‘Glorious 12th – a grand rural tradition or an outdated outrage?’ – media coverage in today’s Herald

A three-page spread devoted to the carnage wrought by driven grouse shooting has been published in The Herald today, including a lead-in from the front page:

This feature article by journalist Neil Mackay is based on a series of interviews with members of REVIVE, the coalition for grouse moor reform.

It includes details of the hundreds of thousands of animals (e.g. foxes, stoats, weasels, crows) lawfully killed on grouse moors every year in order to increase the number of grouse available to be shot, in addition to the ongoing unlawful killing of birds of prey, again, to enhance the number of red grouse available to be shot for entertainment. And all this in the middle of a biodiversity crisis.

It also covers muirburn (the burning of heather on peatland), surely the stupidest idea in a climate emergency, as well as taking apart the grouse shooting industry’s claims about the so-called economic and employment benefits of this tawdry ‘sport’. REVIVE’s campaign manager Max Wiszniewski is quoted: “If the Scottish economy was the size of Ben Nevis, then the [contribution of the] grouse moor industry would be the size of an Irn Bru bottle”.
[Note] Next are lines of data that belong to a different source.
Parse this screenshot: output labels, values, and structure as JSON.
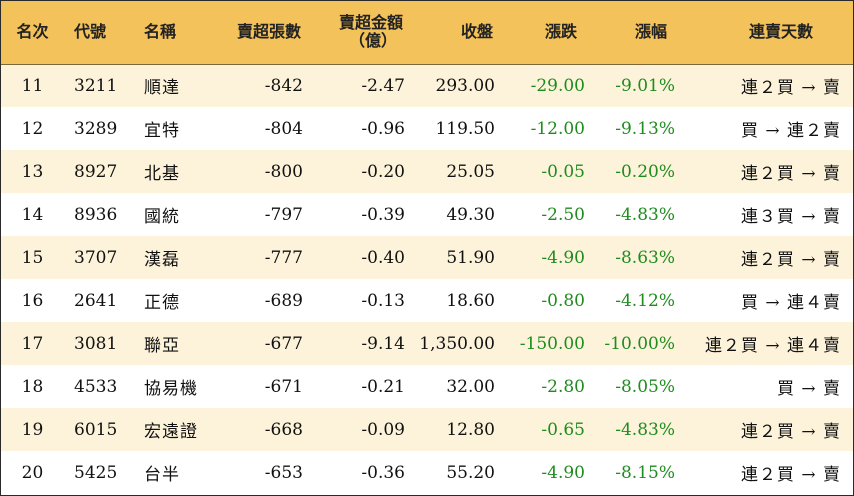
{
  "headers": {
    "rank": "名次",
    "code": "代號",
    "name": "名稱",
    "net_sell_lots": "賣超張數",
    "net_sell_amount_line1": "賣超金額",
    "net_sell_amount_line2": "（億）",
    "close": "收盤",
    "change": "漲跌",
    "change_pct": "漲幅",
    "streak": "連賣天數"
  },
  "colors": {
    "header_bg": "#f4c25a",
    "stripe_bg": "#fdf3da",
    "negative_change": "#1e8c1e"
  },
  "rows": [
    {
      "rank": "11",
      "code": "3211",
      "name": "順達",
      "net_sell_lots": "-842",
      "net_sell_amount": "-2.47",
      "close": "293.00",
      "change": "-29.00",
      "change_pct": "-9.01%",
      "streak": "連２買 → 賣"
    },
    {
      "rank": "12",
      "code": "3289",
      "name": "宜特",
      "net_sell_lots": "-804",
      "net_sell_amount": "-0.96",
      "close": "119.50",
      "change": "-12.00",
      "change_pct": "-9.13%",
      "streak": "買 → 連２賣"
    },
    {
      "rank": "13",
      "code": "8927",
      "name": "北基",
      "net_sell_lots": "-800",
      "net_sell_amount": "-0.20",
      "close": "25.05",
      "change": "-0.05",
      "change_pct": "-0.20%",
      "streak": "連２買 → 賣"
    },
    {
      "rank": "14",
      "code": "8936",
      "name": "國統",
      "net_sell_lots": "-797",
      "net_sell_amount": "-0.39",
      "close": "49.30",
      "change": "-2.50",
      "change_pct": "-4.83%",
      "streak": "連３買 → 賣"
    },
    {
      "rank": "15",
      "code": "3707",
      "name": "漢磊",
      "net_sell_lots": "-777",
      "net_sell_amount": "-0.40",
      "close": "51.90",
      "change": "-4.90",
      "change_pct": "-8.63%",
      "streak": "連２買 → 賣"
    },
    {
      "rank": "16",
      "code": "2641",
      "name": "正德",
      "net_sell_lots": "-689",
      "net_sell_amount": "-0.13",
      "close": "18.60",
      "change": "-0.80",
      "change_pct": "-4.12%",
      "streak": "買 → 連４賣"
    },
    {
      "rank": "17",
      "code": "3081",
      "name": "聯亞",
      "net_sell_lots": "-677",
      "net_sell_amount": "-9.14",
      "close": "1,350.00",
      "change": "-150.00",
      "change_pct": "-10.00%",
      "streak": "連２買 → 連４賣"
    },
    {
      "rank": "18",
      "code": "4533",
      "name": "協易機",
      "net_sell_lots": "-671",
      "net_sell_amount": "-0.21",
      "close": "32.00",
      "change": "-2.80",
      "change_pct": "-8.05%",
      "streak": "買 → 賣"
    },
    {
      "rank": "19",
      "code": "6015",
      "name": "宏遠證",
      "net_sell_lots": "-668",
      "net_sell_amount": "-0.09",
      "close": "12.80",
      "change": "-0.65",
      "change_pct": "-4.83%",
      "streak": "連２買 → 賣"
    },
    {
      "rank": "20",
      "code": "5425",
      "name": "台半",
      "net_sell_lots": "-653",
      "net_sell_amount": "-0.36",
      "close": "55.20",
      "change": "-4.90",
      "change_pct": "-8.15%",
      "streak": "連２買 → 賣"
    }
  ]
}
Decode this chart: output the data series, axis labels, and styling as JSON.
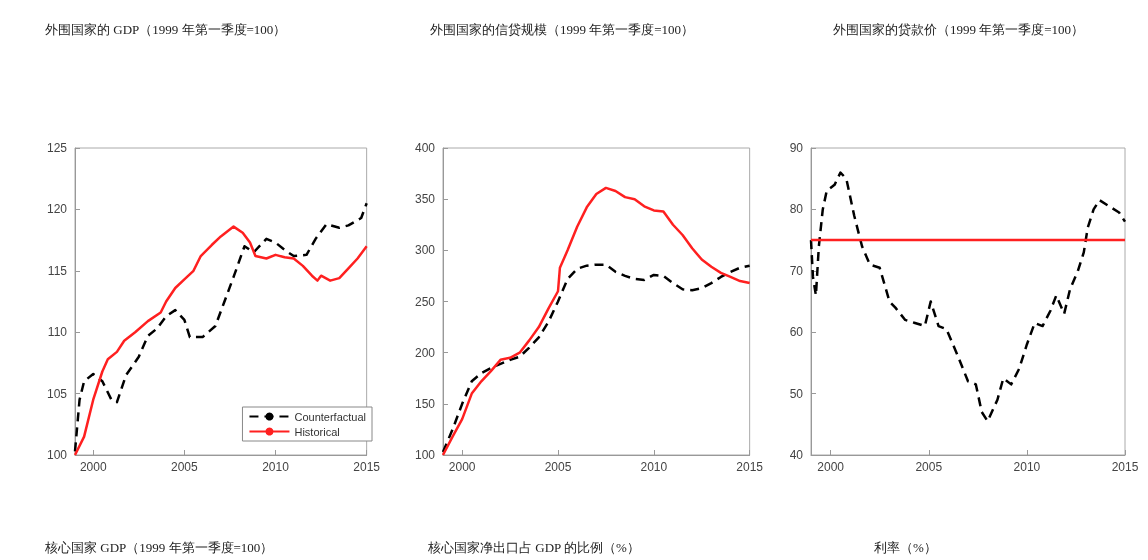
{
  "chart_data": [
    {
      "type": "line",
      "title": "外围国家的 GDP（1999 年第一季度=100）",
      "annotations": [
        "核心国家 GDP（1999 年第一季度=100）"
      ],
      "xlim": [
        1999,
        2015
      ],
      "xticks": [
        2000,
        2005,
        2010,
        2015
      ],
      "ylim": [
        100,
        125
      ],
      "yticks": [
        100,
        105,
        110,
        115,
        120,
        125
      ],
      "grid": false,
      "legend": "bottom right",
      "marker": "none",
      "series": [
        {
          "name": "Counterfactual",
          "color": "#000000",
          "line_style": "dashed",
          "x": [
            1999,
            1999.25,
            1999.5,
            2000,
            2000.5,
            2001,
            2001.3,
            2001.8,
            2002.5,
            2003,
            2003.5,
            2004,
            2004.5,
            2005,
            2005.3,
            2006,
            2006.7,
            2007.2,
            2007.7,
            2008.3,
            2008.8,
            2009.5,
            2010,
            2010.5,
            2011,
            2011.7,
            2012.2,
            2012.8,
            2013.5,
            2014,
            2014.7,
            2015
          ],
          "values": [
            100.3,
            104.5,
            106,
            106.6,
            106,
            104.5,
            104.3,
            106.5,
            108,
            109.7,
            110.3,
            111.3,
            111.8,
            111,
            109.6,
            109.6,
            110.5,
            112.5,
            114.5,
            117,
            116.5,
            117.6,
            117.3,
            116.7,
            116.2,
            116.3,
            117.6,
            118.8,
            118.5,
            118.7,
            119.3,
            120.5
          ]
        },
        {
          "name": "Historical",
          "color": "#ff2020",
          "line_style": "solid",
          "x": [
            1999,
            1999.5,
            2000,
            2000.5,
            2000.8,
            2001.3,
            2001.7,
            2002.3,
            2003,
            2003.7,
            2004,
            2004.5,
            2005,
            2005.5,
            2005.9,
            2006.5,
            2007,
            2007.7,
            2008.2,
            2008.6,
            2008.9,
            2009.5,
            2010,
            2010.5,
            2011,
            2011.5,
            2012,
            2012.3,
            2012.5,
            2013,
            2013.5,
            2014,
            2014.5,
            2015
          ],
          "values": [
            100,
            101.5,
            104.5,
            106.8,
            107.8,
            108.4,
            109.3,
            110,
            110.9,
            111.6,
            112.5,
            113.6,
            114.3,
            115,
            116.2,
            117.1,
            117.8,
            118.6,
            118.1,
            117.3,
            116.2,
            116,
            116.3,
            116.1,
            116,
            115.4,
            114.6,
            114.2,
            114.6,
            114.2,
            114.4,
            115.2,
            116,
            117
          ]
        }
      ]
    },
    {
      "type": "line",
      "title": "外围国家的信贷规模（1999 年第一季度=100）",
      "annotations": [
        "核心国家净出口占 GDP 的比例（%）"
      ],
      "xlim": [
        1999,
        2015
      ],
      "xticks": [
        2000,
        2005,
        2010,
        2015
      ],
      "ylim": [
        100,
        400
      ],
      "yticks": [
        100,
        150,
        200,
        250,
        300,
        350,
        400
      ],
      "grid": false,
      "legend": false,
      "marker": "none",
      "series": [
        {
          "color": "#000000",
          "line_style": "dashed",
          "x": [
            1999,
            1999.5,
            2000,
            2000.5,
            2001,
            2001.5,
            2002,
            2002.5,
            2003,
            2003.5,
            2004,
            2004.5,
            2005,
            2005.5,
            2006,
            2006.5,
            2007,
            2007.5,
            2008,
            2008.5,
            2009,
            2009.5,
            2010,
            2010.5,
            2011,
            2011.5,
            2012,
            2012.5,
            2013,
            2013.5,
            2014,
            2014.5,
            2015
          ],
          "values": [
            103,
            125,
            150,
            172,
            180,
            185,
            189,
            193,
            196,
            205,
            215,
            230,
            250,
            272,
            282,
            285,
            286,
            286,
            279,
            275,
            272,
            271,
            276,
            275,
            268,
            262,
            261,
            263,
            268,
            274,
            279,
            283,
            285
          ]
        },
        {
          "color": "#ff2020",
          "line_style": "solid",
          "x": [
            1999,
            1999.5,
            2000,
            2000.5,
            2001,
            2001.5,
            2002,
            2002.5,
            2003,
            2003.5,
            2004,
            2004.5,
            2005,
            2005.1,
            2005.5,
            2006,
            2006.5,
            2007,
            2007.5,
            2008,
            2008.5,
            2009,
            2009.5,
            2010,
            2010.5,
            2011,
            2011.5,
            2012,
            2012.5,
            2013,
            2013.5,
            2014,
            2014.5,
            2015
          ],
          "values": [
            100,
            118,
            135,
            160,
            172,
            182,
            193,
            195,
            200,
            212,
            225,
            243,
            260,
            283,
            300,
            323,
            342,
            355,
            361,
            358,
            352,
            350,
            343,
            339,
            338,
            325,
            315,
            302,
            291,
            284,
            278,
            274,
            270,
            268
          ]
        }
      ]
    },
    {
      "type": "line",
      "title": "外围国家的贷款价（1999 年第一季度=100）",
      "annotations": [
        "利率（%）"
      ],
      "xlim": [
        1999,
        2015
      ],
      "xticks": [
        2000,
        2005,
        2010,
        2015
      ],
      "ylim": [
        40,
        90
      ],
      "yticks": [
        40,
        50,
        60,
        70,
        80,
        90
      ],
      "grid": false,
      "legend": false,
      "marker": "none",
      "series": [
        {
          "color": "#000000",
          "line_style": "dashed",
          "x": [
            1999,
            1999.1,
            1999.25,
            1999.4,
            1999.6,
            1999.8,
            2000.2,
            2000.5,
            2000.8,
            2001.2,
            2001.6,
            2002,
            2002.5,
            2003,
            2003.3,
            2003.8,
            2004.3,
            2004.8,
            2005.1,
            2005.5,
            2005.9,
            2006.5,
            2007,
            2007.4,
            2007.7,
            2008,
            2008.5,
            2008.8,
            2009.2,
            2009.6,
            2010,
            2010.4,
            2010.8,
            2011.2,
            2011.5,
            2011.9,
            2012.2,
            2012.6,
            2012.9,
            2013.1,
            2013.4,
            2013.7,
            2014.2,
            2014.7,
            2015
          ],
          "values": [
            75,
            69,
            66,
            74,
            80,
            83,
            84,
            86,
            85,
            79,
            74,
            71,
            70.5,
            65,
            64,
            62,
            61.5,
            61,
            65,
            61,
            60.5,
            56,
            52,
            51.5,
            47,
            45.5,
            49,
            52.5,
            51.5,
            54,
            58,
            61.5,
            61,
            63.5,
            66,
            63,
            67,
            70,
            73,
            77,
            80,
            81.5,
            80.5,
            79.5,
            78
          ]
        },
        {
          "color": "#ff2020",
          "line_style": "solid",
          "x": [
            1999,
            2015
          ],
          "values": [
            75,
            75
          ]
        }
      ]
    }
  ]
}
Amanda Burgauer, director of think-tank Common Weal and a REVIVE partner, says: “There are a lot better uses for land than grouse moors which would be much more productive for communities, biodiversity and the economy. We should start looking at grouse shooting as something the Victorians did”. She also suggests a public campaign to make grouse shooting “morally abhorrent” as was done around drink-driving.

There’s nothing in the article that regular blog readers won’t already be aware of but having a three-page feature in a national paper will bring this subject to the attention of many new readers, and judging by the reaction I’ve seen on social media, it’s done exactly that.

For new blog readers, welcome, and if you want to find out more about the work of REVIVE and its campaign for grouse moor reform, please visit the website here. If you’d like a more in-depth understanding, have a look at REVIVE’s publications page here.

13 thoughts on “‘Glorious 12th – a grand rural tradition or an outdated outrage?’ – media coverage in today’s Herald”

  1. It’s always been an outrage to me. A chance for Hooray Henrys to blast away with shotguns to kill poor innocent birds.

  2. U like The Scotsman’s coverage saying how wonderful this sport is attracting international visitors, putting money and keeping nobs in rural communities etc … Blah blah blah1

    1. I would love to see a decent source or sources for the many claims about the money which shooting tourism brings into local economies.

      Mind, I think the same whenever I read or hear that Tourism Proposal X Will Generate Squillions Of Dollarpounds For The Local Economy. Never seen one yet which is properly backed up, just a load of puffery.

  3. I likened it to drink driving sometime ago and have no doubt in time that is how it will be looked on its just too cruel to continue and the more publicity it gets the less popular it will become so congratulations to all concerned the spotlight needs to be kept on this barbarity so that in time to come people will be too ashamed to parcitpate at all.

  4. Saw that Scotsman article, all of the above and preventing firebreaks for wildfires in hot weather apparently by doing the muirburn. Very glowing sport with lots of economic and conservation benefits as you would expect from Ross Ewing even mentioned hen harriers and merlin…… but not the carnage bit as you would expect, funny that wonder why? Think we all know the answer to that one!

  5. It’s disgusting, outdated and horribly cruel…and since my birthday is 12th August, spoils it every year. Glorious ? I think not.

    1. I have the impression that the relationship between the Holyrood mob and many landowners could be described as being “conjoined”.

  6. Glorious Twelve- in my opinion- totally inconsistent with The Animal Welfare (Sentience) Bill 2022 and parliaments recognition that animals are sentient beings, which introduced the notion that all new government policy must take this into account.
    So when the Scottish government get round to passing legislation on grouse moor licencing then we must make sure politicians fully adhere to the principles of this new piece of legislation.